If the conditions of the contingencies are not met, the contract becomes void and a party can back out without legal consequences. However, if all contingencies are met and a party still backs out, the contract is considered legally enforceable and the party backing out would be in breach of contract.
Real Estate Purchase Agreement FAQs
Here are some of the most common questions people tend to have about real estate purchase agreements.
1. Can a buyer cancel a purchase agreement?
Sometimes, even if everything in the sale is going well, inspection passes, the appraisal comes back over purchase prices, and all contingencies are met, the buyer will want to back out. Perhaps the buyer found another home that was a better fit, lost their job, or just had a change of heart.
Buyers can back out of a purchase agreement. However, because these are binding contracts, there will be penalties. When a buyer backs out, generally they must forfeit the earnest money (discussed above).
2. Can a seller cancel a purchase agreement?
Like buyers, sellers can sometimes change their minds about a purchase agreement. Maybe they had seller’s remorse, could not find another home, or had other personal reasons for not wanting to sell.
It is decidedly more difficult for a seller to cancel an agreement than a buyer. Generally, the best path forward is to force the buyer into cancelling the agreement. For instance, if a contingency is not met (perhaps the inspection showed some repair work that needs to be done), the seller could refuse to do the work or to lower the price of the house. Some contracts also allow a short period for an attorney to review the contract, usually three to five days from the signing of the contract. A seller can usually cancel based on an attorney’s review of the contract.
If it is past the attorney review period or the buyer does not want to opt out of the purchase, the seller is somewhat stuck. If the seller attempts to cancel the deal, a court may order specific performance for breach of contract. Specific performance means the terms of the contract need to be carried out as if there were no breach — in other words, the real estate transaction needs to go through. A buyer could also sue for damages caused by the breach, which can be substantial — these could include legal fees, inspection fees, temporary housing costs, storage costs, and more.
The breach of contract runs not only with the buyer but can run to the listing agent as well. If a seller cancels a contract with the agent before closing, the agent can sue for marketing costs, such as the costs of photography, staging, advertising, and open houses.
3. Can a purchase agreement be amended?
Changes to the purchase agreement are not uncommon. The closing date may change, the type of loan the buyer receives may change, the purchase price may need to be amended due to the appraisal, and so forth.
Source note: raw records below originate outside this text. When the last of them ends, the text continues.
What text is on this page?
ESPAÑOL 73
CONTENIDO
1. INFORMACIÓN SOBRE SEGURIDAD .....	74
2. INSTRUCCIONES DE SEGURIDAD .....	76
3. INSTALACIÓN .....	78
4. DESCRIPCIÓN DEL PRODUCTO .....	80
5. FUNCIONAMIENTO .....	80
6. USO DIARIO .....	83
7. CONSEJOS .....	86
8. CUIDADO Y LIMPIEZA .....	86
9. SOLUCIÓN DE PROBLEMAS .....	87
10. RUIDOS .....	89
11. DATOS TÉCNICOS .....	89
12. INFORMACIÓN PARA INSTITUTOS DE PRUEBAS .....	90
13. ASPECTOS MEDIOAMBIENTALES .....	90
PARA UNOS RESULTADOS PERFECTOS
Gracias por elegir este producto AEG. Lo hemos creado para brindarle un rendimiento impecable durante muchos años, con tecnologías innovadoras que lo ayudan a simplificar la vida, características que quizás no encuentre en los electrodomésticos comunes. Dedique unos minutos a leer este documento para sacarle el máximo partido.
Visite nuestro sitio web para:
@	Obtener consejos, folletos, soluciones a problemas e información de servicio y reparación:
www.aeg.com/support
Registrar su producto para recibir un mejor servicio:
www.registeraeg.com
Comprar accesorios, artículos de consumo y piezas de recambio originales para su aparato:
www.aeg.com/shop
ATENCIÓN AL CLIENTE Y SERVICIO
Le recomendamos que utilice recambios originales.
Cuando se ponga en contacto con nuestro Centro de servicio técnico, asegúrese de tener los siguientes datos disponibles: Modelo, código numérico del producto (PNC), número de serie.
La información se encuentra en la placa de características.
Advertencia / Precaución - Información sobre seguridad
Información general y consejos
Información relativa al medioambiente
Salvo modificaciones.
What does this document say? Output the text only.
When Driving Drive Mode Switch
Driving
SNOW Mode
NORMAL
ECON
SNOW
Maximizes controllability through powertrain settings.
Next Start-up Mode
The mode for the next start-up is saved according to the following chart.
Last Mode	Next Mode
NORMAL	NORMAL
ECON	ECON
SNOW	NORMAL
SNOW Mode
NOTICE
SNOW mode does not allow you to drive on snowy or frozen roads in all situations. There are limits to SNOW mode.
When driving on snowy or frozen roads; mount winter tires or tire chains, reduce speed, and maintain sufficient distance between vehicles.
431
When circumstances change and terms need to be modified, the parties can usually amend the purchase agreement as long as both parties agree, they memorialize the changes in writing, and they sign the contract in front of a notary.
Conclusion
Real estate purchase agreements are complex because both the buyer and seller have a lot at stake. Developing a solid purchase agreement, complete with tried-and-true clauses that have stood the test of time (and endured in courts), can save significant aggravation and court fees down the line.